My 18 ft gaff sloop Spook, although not of my design is a classic, had been close to derelict in someones back yard for years and would not have survived there for long.  My friend Bruce had her rebuilt, but was sadly unable to keep her. She is deserving of a good home, so I took her over, take Bruce sailing now and again, and now that I have built a new set of spars, re rigged and tweaked her, done some deferred maintenance, and added some interior furniture she is sailing really well.  She makes a lovely weekender, so she remains in the fleet, much loved and admired. 
I learn from her as well, my Pilgrim and Pelegrin designs both incorporate lessons learned from the experience she has brought.

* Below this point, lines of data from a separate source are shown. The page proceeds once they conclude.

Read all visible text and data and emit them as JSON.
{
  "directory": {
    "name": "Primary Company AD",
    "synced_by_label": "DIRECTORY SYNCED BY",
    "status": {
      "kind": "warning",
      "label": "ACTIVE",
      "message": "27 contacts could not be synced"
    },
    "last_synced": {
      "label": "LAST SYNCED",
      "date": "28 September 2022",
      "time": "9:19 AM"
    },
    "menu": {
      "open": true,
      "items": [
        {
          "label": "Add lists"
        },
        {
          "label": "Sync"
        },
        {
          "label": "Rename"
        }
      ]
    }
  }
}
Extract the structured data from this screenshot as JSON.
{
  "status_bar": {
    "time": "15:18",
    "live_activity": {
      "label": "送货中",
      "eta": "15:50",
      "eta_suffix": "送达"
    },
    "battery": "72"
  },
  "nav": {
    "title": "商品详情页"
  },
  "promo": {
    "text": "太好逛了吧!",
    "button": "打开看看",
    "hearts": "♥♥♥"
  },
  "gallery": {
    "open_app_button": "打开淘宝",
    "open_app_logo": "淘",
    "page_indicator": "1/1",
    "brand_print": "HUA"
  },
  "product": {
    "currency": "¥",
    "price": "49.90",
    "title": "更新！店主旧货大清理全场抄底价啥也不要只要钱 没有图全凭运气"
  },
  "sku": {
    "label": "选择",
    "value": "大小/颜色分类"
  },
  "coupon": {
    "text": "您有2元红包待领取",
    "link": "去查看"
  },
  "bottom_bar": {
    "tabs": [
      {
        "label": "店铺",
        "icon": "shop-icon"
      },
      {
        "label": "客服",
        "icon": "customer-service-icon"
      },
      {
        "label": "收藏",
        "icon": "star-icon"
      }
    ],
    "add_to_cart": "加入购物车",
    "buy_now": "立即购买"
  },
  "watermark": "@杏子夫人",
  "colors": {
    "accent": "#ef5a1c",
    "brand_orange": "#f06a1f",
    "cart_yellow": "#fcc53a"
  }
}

Its never too late to learn.

Where to from here?  I’ve not done much work of any kind for a while,  (see the first paragraph) but now can work a few hours a day if I’m careful. I’ve a couple of custom designs part done, some of those will not be available as plans as they will belong to the client who has commissioned them, and those have kept me busy and meant that I’ve not done much in the public eye for a while.
One of those is a big very long range voyaging power boat, I’d really love to have one of that design for myself but she’d have taken me years to build, and even building her myself she’d have cost around 5 times what my little ship cost, so that was not an option, I’ll have to be satisfied with going on the maiden cruise with the owner when the builders yard has launched her.

So I’ve several small boat designs on the go, little Scraps is done, plans will be completed in a few days, SEI being the next set of experiments and those plans will be completed when I’ve done some serious sailing in her to find out how she goes both in build and in her performance. There are a couple of others which are high priority to complete including a sailing canoe, and then?

The mind likes to stay busy, so there are always thoughts of what designs might be way off in the future.
I’ve been asked for a really serious long range sail and oar voyager.  That’s a subject very close to my heart, but as a designer there are risks and obligations in something as extreme as this boat.  I’ve not drowned a client yet, in part because I refuse to get involved with such as the gent who wanted to row from New Zealand to the Antarctic Ice then manhaul to the pole, or the guy who wanted to solo sail a 9ft boat from UK to Japan nonstop, or the guy who wanted to journey from NZ to Germany in a kayak.  All of these are theoretically possible, but I prefer not to be part of someone being seriously at risk.

So what to do about the “serious sail and oar voyager”?

I’ll think about it.

Meanwhile, I’ve a whole lot of work to catch up on, I’m not at all short of things to do. And, most of them are fun.


PS, a friend of mine, a very capable and experienced sail and oar voyager, one of the best, got tipped out of his boat the other day. There are threads running on a couple of internet forums about the incident which I’m finding very interesting.   Some of the questions and answers are making me think very hard about what is really needed to make a boat of this the best it could possibly be.

He may have done me, and a lot of other people a favour in that respect.


  1. John, very good to see you getting back into your element.
    James validated my build choice. For that and the pf design i am grateful.

    1. Thanks Rik, do bear in mind that preparation is a large part of whats needed to achieve a good outcome in a situation such as what James had happen. The boat is part of it, but equipment and experience helps as well.
      Nice to watch your build, keep up the good work.

  2. Sorry about the health problems John, but glad to see that you seem to have things under control. 100/65 is not much fun.
    Where to go from here? Indeed! Have you ever thought of going the experimental proa route?